Impossible de ne pas mentionner une autre séquence liée à Spectre se déroulant à Cuba, qui offre l’occasion à Daniel Craig et Ana De Armas de se retrouver après leur collaboration dans À Couteaux Tirés. La jeune femme incarne Paloma, une espionne de la CIA, peu sûre d’elle mais extrêmement compétente. Elle apporte un grain de folie pétillant et charmant qui ne laissera probablement aucun spectateur indifférent. Une apparition trop brève, tant le personnage et l’interprétation de l’actrice sont attachants.

En revanche, si son introduction est vraiment réussie, le traitement de l’antagoniste, joué par Rami Malek, n’est pas suffisamment développé pour convaincre pleinement, malgré une présence à l’écran inquiétante et quelques débuts d’idées intéressantes. L’arme qu’il a en sa possession est redoutable, et s’aligne parfaitement avec ce qui tourmente Bond : la peur de perdre un être cher. C’est cette idée, qui traverse le long-métrage, le ramenant à son passé, mais aussi à devoir embrasser totalement le futur, prouvant qu’il n’est plus le même qu’à ses débuts.

Il est intéressant de voir à quel point les scénaristes ont utilisé la mythologie du personnage, et notamment son célèbre matricule pour aller plus loin dans la déconstruction de l’icône en smoking, opérée depuis Casino Royale. À ce titre, le personnage incarné par Lashana Lynch est vraiment intéressant, et un joli pied de nez à ceux qui pensaient que le nouveau Bond serait une femme.

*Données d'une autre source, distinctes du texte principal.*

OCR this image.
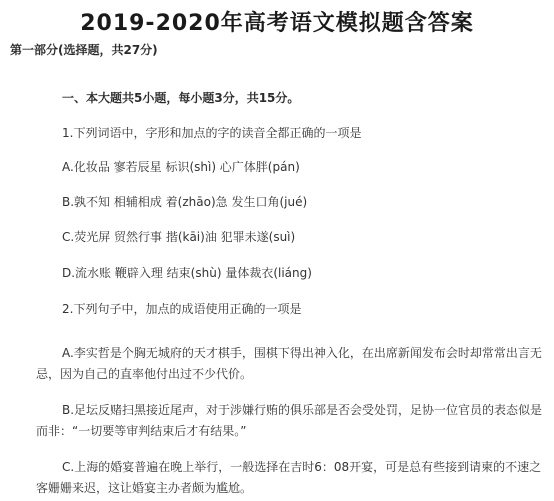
2019-2020年高考语文模拟题含答案
第一部分(选择题，共27分)
一、本大题共5小题，每小题3分，共15分。
1.下列词语中，字形和加点的字的读音全都正确的一项是
A.化妆品 寥若辰星 标识(shì) 心广体胖(pán)
B.孰不知 相辅相成 着(zhāo)急 发生口角(jué)
C.荧光屏 贸然行事 揩(kāi)油 犯罪未遂(suì)
D.流水账 鞭辟入理 结束(shù) 量体裁衣(liáng)
2.下列句子中，加点的成语使用正确的一项是
A.李实哲是个胸无城府的天才棋手，围棋下得出神入化，在出席新闻发布会时却常常出言无忌，因为自己的直率他付出过不少代价。
B.足坛反赌扫黑接近尾声，对于涉嫌行贿的俱乐部是否会受处罚，足协一位官员的表态似是而非：“一切要等审判结束后才有结果。”
C.上海的婚宴普遍在晚上举行，一般选择在吉时6：08开宴，可是总有些接到请柬的不速之客姗姗来迟，这让婚宴主办者颇为尴尬。
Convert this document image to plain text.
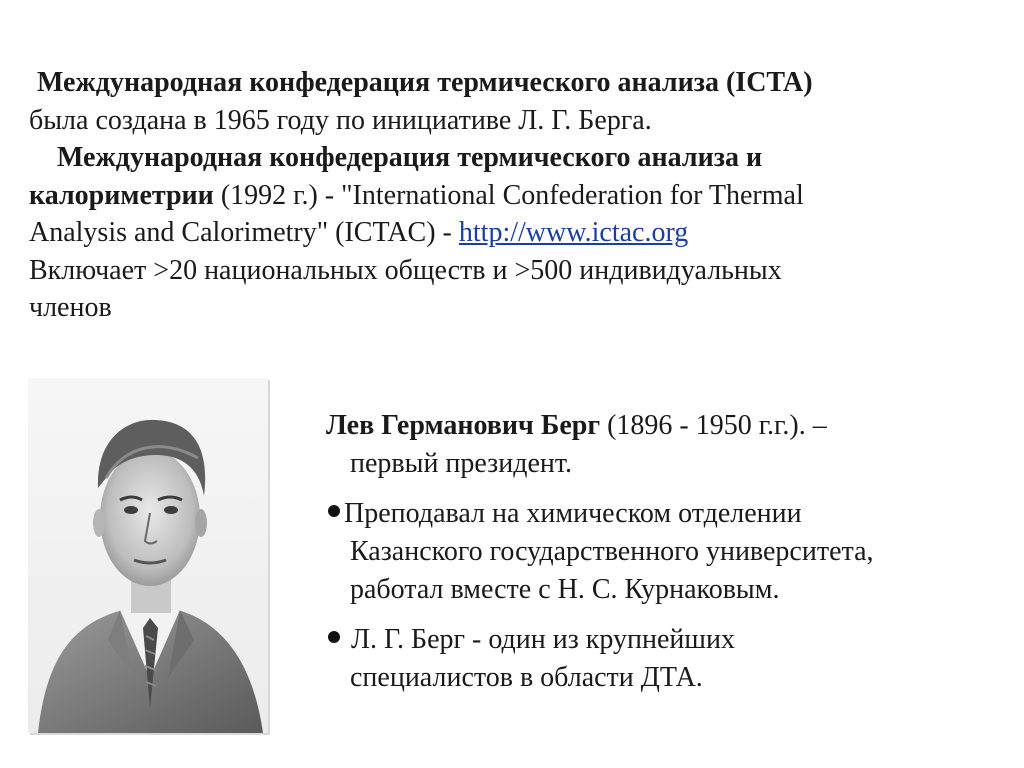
Международная конфедерация термического анализа (ICTA)
была создана в 1965 году по инициативе Л. Г. Берга.
Международная конфедерация термического анализа и
калориметрии (1992 г.) - "International Confederation for Thermal
Analysis and Calorimetry" (ICTAC) - http://www.ictac.org
Включает >20 национальных обществ и >500 индивидуальных
членов
Лев Германович Берг (1896 - 1950 г.г.). –
первый президент.
Преподавал на химическом отделении
Казанского государственного университета,
работал вместе с Н. С. Курнаковым.
Л. Г. Берг - один из крупнейших
специалистов в области ДТА.
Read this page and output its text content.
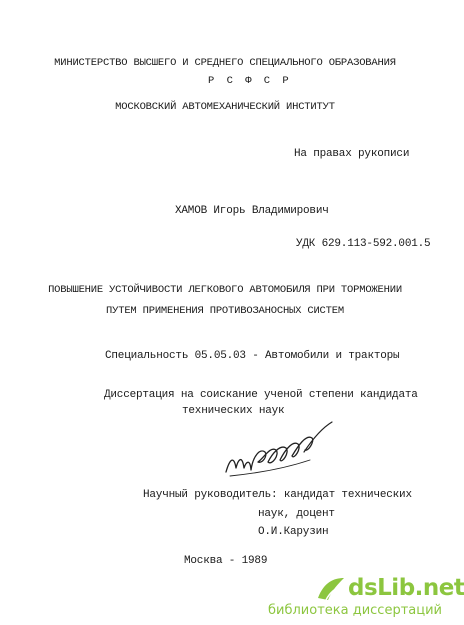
МИНИСТЕРСТВО ВЫСШЕГО И СРЕДНЕГО СПЕЦИАЛЬНОГО ОБРАЗОВАНИЯ
Р С Ф С Р
МОСКОВСКИЙ АВТОМЕХАНИЧЕСКИЙ ИНСТИТУТ
На правах рукописи
ХАМОВ Игорь Владимирович
УДК 629.113-592.001.5
ПОВЫШЕНИЕ УСТОЙЧИВОСТИ ЛЕГКОВОГО АВТОМОБИЛЯ ПРИ ТОРМОЖЕНИИ
ПУТЕМ ПРИМЕНЕНИЯ ПРОТИВОЗАНОСНЫХ СИСТЕМ
Специальность 05.05.03 - Автомобили и тракторы
Диссертация на соискание ученой степени кандидата
технических наук
Научный руководитель: кандидат технических
наук, доцент
О.И.Карузин
Москва - 1989
dsLib.net
библиотека диссертаций
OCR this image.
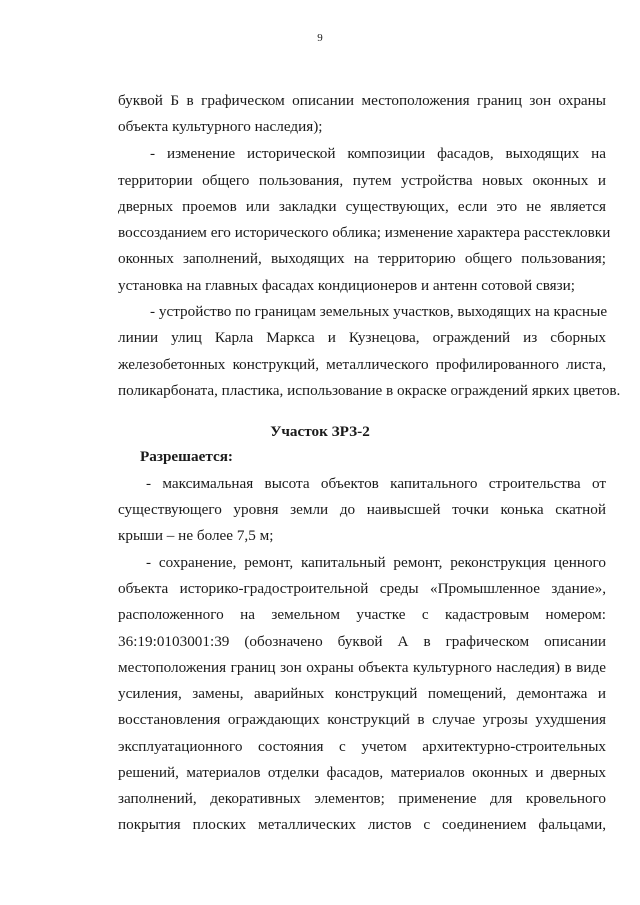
9
буквой Б в графическом описании местоположения границ зон охраны
объекта культурного наследия);
- изменение исторической композиции фасадов, выходящих на
территории общего пользования, путем устройства новых оконных и
дверных проемов или закладки существующих, если это не является
воссозданием его исторического облика; изменение характера расстекловки
оконных заполнений, выходящих на территорию общего пользования;
установка на главных фасадах кондиционеров и антенн сотовой связи;
- устройство по границам земельных участков, выходящих на красные
линии улиц Карла Маркса и Кузнецова, ограждений из сборных
железобетонных конструкций, металлического профилированного листа,
поликарбоната, пластика, использование в окраске ограждений ярких цветов.
Участок ЗРЗ-2
Разрешается:
- максимальная высота объектов капитального строительства от
существующего уровня земли до наивысшей точки конька скатной
крыши – не более 7,5 м;
- сохранение, ремонт, капитальный ремонт, реконструкция ценного
объекта историко-градостроительной среды «Промышленное здание»,
расположенного на земельном участке с кадастровым номером:
36:19:0103001:39 (обозначено буквой А в графическом описании
местоположения границ зон охраны объекта культурного наследия) в виде
усиления, замены, аварийных конструкций помещений, демонтажа и
восстановления ограждающих конструкций в случае угрозы ухудшения
эксплуатационного состояния с учетом архитектурно-строительных
решений, материалов отделки фасадов, материалов оконных и дверных
заполнений, декоративных элементов; применение для кровельного
покрытия плоских металлических листов с соединением фальцами,
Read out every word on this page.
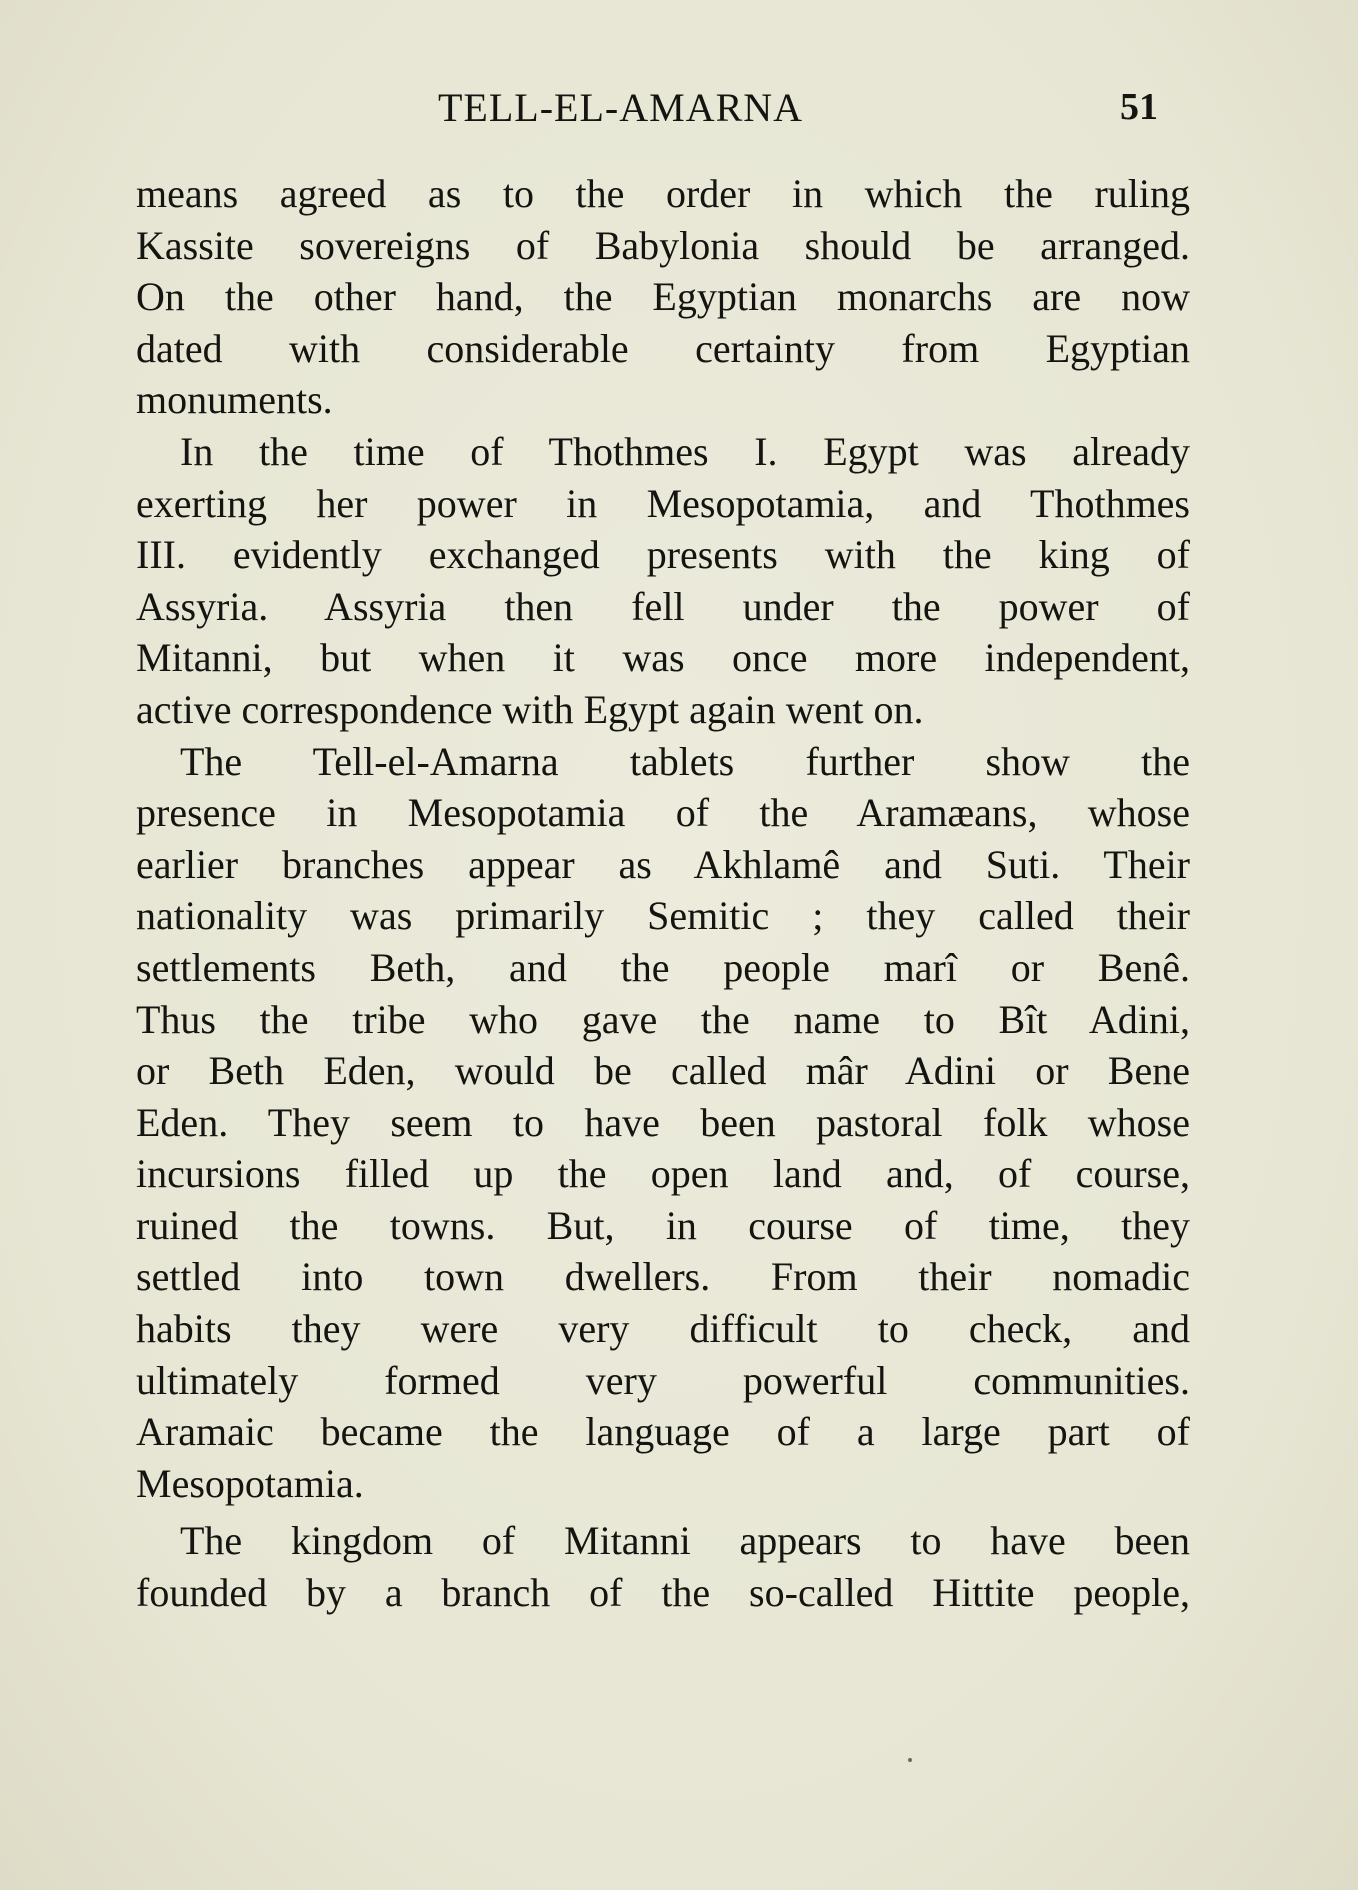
TELL-EL-AMARNA	51
means agreed as to the order in which the ruling
Kassite sovereigns of Babylonia should be arranged.
On the other hand, the Egyptian monarchs are now
dated with considerable certainty from Egyptian
monuments.
In the time of Thothmes I. Egypt was already
exerting her power in Mesopotamia, and Thothmes
III. evidently exchanged presents with the king of
Assyria. Assyria then fell under the power of
Mitanni, but when it was once more independent,
active correspondence with Egypt again went on.
The Tell-el-Amarna tablets further show the
presence in Mesopotamia of the Aramæans, whose
earlier branches appear as Akhlamê and Suti. Their
nationality was primarily Semitic ; they called their
settlements Beth, and the people marî or Benê.
Thus the tribe who gave the name to Bît Adini,
or Beth Eden, would be called mâr Adini or Bene
Eden. They seem to have been pastoral folk whose
incursions filled up the open land and, of course,
ruined the towns. But, in course of time, they
settled into town dwellers. From their nomadic
habits they were very difficult to check, and
ultimately formed very powerful communities.
Aramaic became the language of a large part of
Mesopotamia.
The kingdom of Mitanni appears to have been
founded by a branch of the so-called Hittite people,
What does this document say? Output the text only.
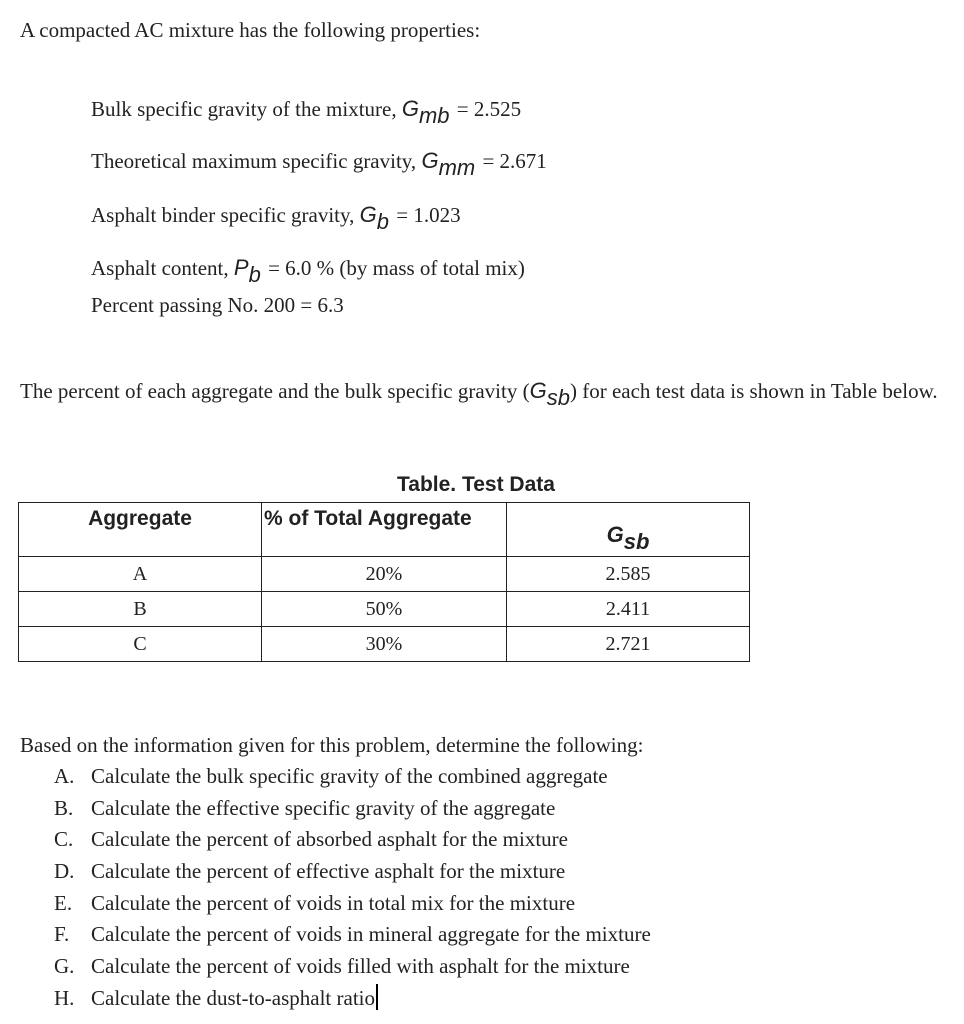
A compacted AC mixture has the following properties:
Bulk specific gravity of the mixture, $G_{mb} = 2.525$
Theoretical maximum specific gravity, $G_{mm} = 2.671$
Asphalt binder specific gravity, $G_b = 1.023$
Asphalt content, $P_b = 6.0$ % (by mass of total mix)
Percent passing No. 200 = 6.3
The percent of each aggregate and the bulk specific gravity $(G_{sb})$ for each test data is shown in Table below.
Table. Test Data
Aggregate	% of Total Aggregate	$G_{sb}$
A	20%	2.585
B	50%	2.411
C	30%	2.721
Based on the information given for this problem, determine the following:
A. Calculate the bulk specific gravity of the combined aggregate
B. Calculate the effective specific gravity of the aggregate
C. Calculate the percent of absorbed asphalt for the mixture
D. Calculate the percent of effective asphalt for the mixture
E. Calculate the percent of voids in total mix for the mixture
F. Calculate the percent of voids in mineral aggregate for the mixture
G. Calculate the percent of voids filled with asphalt for the mixture
H. Calculate the dust-to-asphalt ratio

Le célèbre compositeur Hans Zimmer a été choisi pour s’occuper de la bande originale, et globalement, il adapte grandement son style à l’identité musicale de la saga, sauf pour quelques variations, rappelant fortement son travail sur The Dark Knight.

No Time to Die offre une conclusion spectaculaire et émouvante, pour une saga qui aura su se réinventer avec intelligence depuis 15 ans. Daniel Craig tire sa révérence en livrant une performance remarquable, et toujours avec autant de classe. Une incarnation passionnante de James Bond, qui marque définitivement son époque et qu’il sera difficile de remplacer.